You who have existed from the beginning,
Alas! alas! alas!
In the galleries of our generation the creature is a fearful thing.
Alas! alas! alas! Cry chaos and shambles.
Arise, awake, leave us not unprotected on the way.
Thus
goes an excised stanza of the hymn to the Lady Mother of the Long Walkers that bookends
my story Song of the Rice Barge Coolie
which appeared in Aeon Speculative Fiction #11. Ginny Levitan and her husband, Jim,
are inspecting a possible retirement home.

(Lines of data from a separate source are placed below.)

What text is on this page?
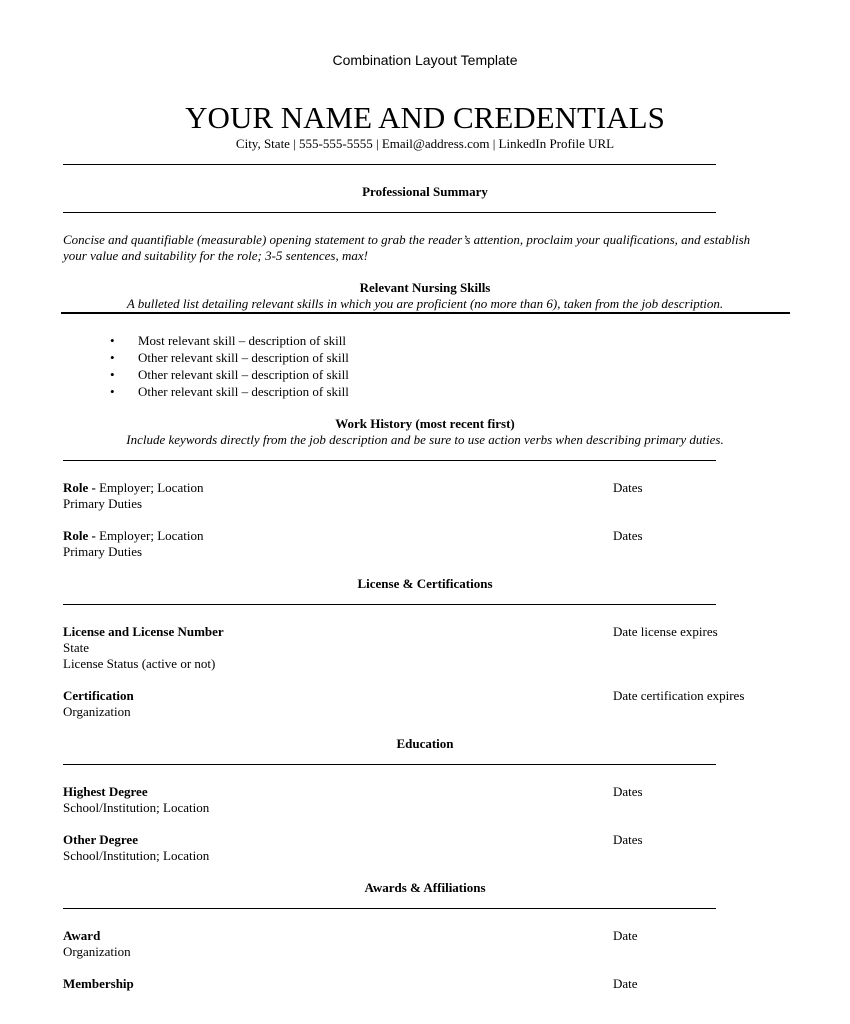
Combination Layout Template
YOUR NAME AND CREDENTIALS
City, State | 555-555-5555 | Email@address.com | LinkedIn Profile URL
Professional Summary
Concise and quantifiable (measurable) opening statement to grab the reader’s attention, proclaim your qualifications, and establish your value and suitability for the role; 3-5 sentences, max!
Relevant Nursing Skills
A bulleted list detailing relevant skills in which you are proficient (no more than 6), taken from the job description.
• Most relevant skill – description of skill
• Other relevant skill – description of skill
• Other relevant skill – description of skill
• Other relevant skill – description of skill
Work History (most recent first)
Include keywords directly from the job description and be sure to use action verbs when describing primary duties.
Role - Employer; Location
Primary Duties
Dates
Role - Employer; Location
Primary Duties
Dates
License & Certifications
License and License Number
State
License Status (active or not)
Date license expires
Certification
Organization
Date certification expires
Education
Highest Degree
School/Institution; Location
Dates
Other Degree
School/Institution; Location
Dates
Awards & Affiliations
Award
Organization
Date
Membership	Date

With the aid of real estate agent Barbara
Casmirczak—“Call me Babs”—they buy the odd dwelling and soon discover they have
an ant infestation. Later, Ginny discovers that Jim is having an affair with busty
Babs. Ginny's bond with reality frays with the infidelity of her husband and the
arrival of a strange music that only she can hear. The singing “...like a cheap
battery radio playing Armenian music in a far-off room. I just imagined it. I'll
be fine...” is a message from the Lady Mother, queen of a colony of carpenter ants.
They may perhaps collaborate to solve their mutual difficulties. In an early draft
there was an episode in which a pygmy shrew invaded the ant colony:
Large, pallid bodies lay lifeless in a row. This was not the usual order of things—Housekeeping should have long since cut them up and hauled them away. The Lady Mother of the Long Walkers sang a catalog of sorrows. The kidnapped queens, her sisters, were dead; her own great bulk made escape impossible. The Lady Mother sang of her wedding flight in the world of the winds where against all reason fallen white blossoms floated upwards on a fragrant breeze.
“Strange air. Strange air. The Scourge is in the walls!” sang the Icaros. The alarm was raised too late, for those who would have informed the goddess, the Mother of Us All, were dead. A pygmy shrew was in the nurseries. It ate well and quickly. White bodies squirmed, severed, at its lips.
The pygmy shrew’s flashing teeth slashed and the Icaros lay dead in scattered parts, the slippery fluids of crushed body cavities now growing viscous, severed legs waiting for a command from a separated head. Frantic cadres with no thought but to repair the walls died as they rushed to fill the gap with their bodies. The Lady Mother sang her song of bereavement as maniples of plug-headed soldiers swarmed to the attack.
The invader squealed in pain as the Icaros bit deep. Its saber teeth slashed, its digging talons clawed at gallery walls, causing collapses and obstructing air shafts. It had been wounded, but at great cost to the warrior caste; the soldiers lay dead and in scattered parts. One larger Icaro, a vexillary, cried, ‘The eyes, the eyes,’ and a century threw itself at the shrew's face. The smell of death hung thick in the unvented air. To the perfumed slaughter of the Long Walkers was added the hot odor of fresh blood.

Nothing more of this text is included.